Алина, к его облегчению, спорить не стала. То ли совсем обессилела, то ли понимала, что других вариантов нет. Он покосился на нее — на ее нежный профиль с чуть курносым носом, скользнул взглядом по белой коже с ржаными веснушками, темно-медному завитку, упавшему ей на лицо. Растрепанная, промокшая, закутанная в его широкую куртку, она казалась младше своего возраста и выглядела совсем уж девчонкой. Впрочем, она и была девчонкой — иногда дерзкой, иногда наивной, иногда раздражающей, иногда, наоборот, интригующей.
— Что? — Алина поймала его взгляд, но будто и не удивилась.
— Совсем замерзла? — спросил Герман совсем не то, что хотел. А хотел он расспросить ее о многом.

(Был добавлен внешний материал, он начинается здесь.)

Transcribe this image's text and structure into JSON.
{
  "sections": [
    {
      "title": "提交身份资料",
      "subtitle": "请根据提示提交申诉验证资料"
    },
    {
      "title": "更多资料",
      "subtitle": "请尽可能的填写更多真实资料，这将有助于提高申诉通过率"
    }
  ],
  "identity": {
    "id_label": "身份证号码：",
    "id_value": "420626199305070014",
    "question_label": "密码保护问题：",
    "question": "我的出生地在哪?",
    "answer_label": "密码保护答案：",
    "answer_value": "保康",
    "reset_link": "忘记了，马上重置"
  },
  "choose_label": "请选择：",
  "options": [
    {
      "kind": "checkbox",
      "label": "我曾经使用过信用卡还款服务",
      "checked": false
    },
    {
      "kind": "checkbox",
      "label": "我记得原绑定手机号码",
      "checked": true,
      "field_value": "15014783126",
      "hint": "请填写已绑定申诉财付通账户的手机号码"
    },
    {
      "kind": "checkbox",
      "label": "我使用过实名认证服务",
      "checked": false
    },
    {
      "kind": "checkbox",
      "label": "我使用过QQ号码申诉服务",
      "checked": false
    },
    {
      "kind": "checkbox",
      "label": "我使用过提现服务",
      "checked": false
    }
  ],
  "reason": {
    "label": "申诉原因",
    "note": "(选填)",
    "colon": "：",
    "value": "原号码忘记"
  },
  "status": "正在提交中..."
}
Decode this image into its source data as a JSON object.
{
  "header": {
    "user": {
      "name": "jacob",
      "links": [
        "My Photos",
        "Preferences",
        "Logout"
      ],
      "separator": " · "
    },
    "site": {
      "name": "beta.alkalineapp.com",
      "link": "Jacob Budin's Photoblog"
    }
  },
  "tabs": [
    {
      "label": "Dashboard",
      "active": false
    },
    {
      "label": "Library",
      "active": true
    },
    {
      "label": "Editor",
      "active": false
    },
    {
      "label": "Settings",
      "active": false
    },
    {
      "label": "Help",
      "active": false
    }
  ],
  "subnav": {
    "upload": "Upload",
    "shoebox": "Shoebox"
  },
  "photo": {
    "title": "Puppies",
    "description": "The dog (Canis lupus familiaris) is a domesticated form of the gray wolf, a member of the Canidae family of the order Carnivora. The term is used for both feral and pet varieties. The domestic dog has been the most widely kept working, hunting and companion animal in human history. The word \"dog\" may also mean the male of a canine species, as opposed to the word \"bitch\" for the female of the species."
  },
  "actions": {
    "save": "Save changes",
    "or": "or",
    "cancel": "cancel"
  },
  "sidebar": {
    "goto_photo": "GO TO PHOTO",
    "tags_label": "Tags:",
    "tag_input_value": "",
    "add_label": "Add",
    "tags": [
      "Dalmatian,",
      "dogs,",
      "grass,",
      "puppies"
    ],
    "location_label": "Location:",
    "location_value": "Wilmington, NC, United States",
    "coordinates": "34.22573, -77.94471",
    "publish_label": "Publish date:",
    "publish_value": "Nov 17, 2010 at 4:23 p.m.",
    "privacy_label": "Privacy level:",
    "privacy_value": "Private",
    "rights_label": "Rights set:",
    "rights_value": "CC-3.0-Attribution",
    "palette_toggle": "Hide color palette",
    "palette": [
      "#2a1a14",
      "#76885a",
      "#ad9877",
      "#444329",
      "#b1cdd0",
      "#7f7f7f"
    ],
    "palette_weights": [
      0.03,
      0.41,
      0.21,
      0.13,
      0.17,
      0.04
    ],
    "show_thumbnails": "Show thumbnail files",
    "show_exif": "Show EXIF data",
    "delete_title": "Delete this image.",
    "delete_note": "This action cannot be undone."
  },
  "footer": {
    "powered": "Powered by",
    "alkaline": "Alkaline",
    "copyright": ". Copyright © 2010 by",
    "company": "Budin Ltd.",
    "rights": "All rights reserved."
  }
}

О том, откуда она вообще взялась? Как жила раньше? Почему оказалась тут — одна и не в сезон? Любит ли кого? Или любила? Мечтает ли о чем? Любит ли просыпаться рано? Или, наоборот, предпочитает не встречать день на рассвете, а провожать его после полуночи. Но ничего из этого он не спросил, потому что понимал, что утром купит ей билет, и она уедет домой.
— Немного, — ответила Алина.
— Сейчас приедем, и отогреешься.
— Что там произошло, Герман? На маяке? С чего все началось?
Он рассказал со всеми подробностями — и про женщину, кошкой карабкавшуюся по перилам вверх, и про упавшего с высоты без членовредительства парня.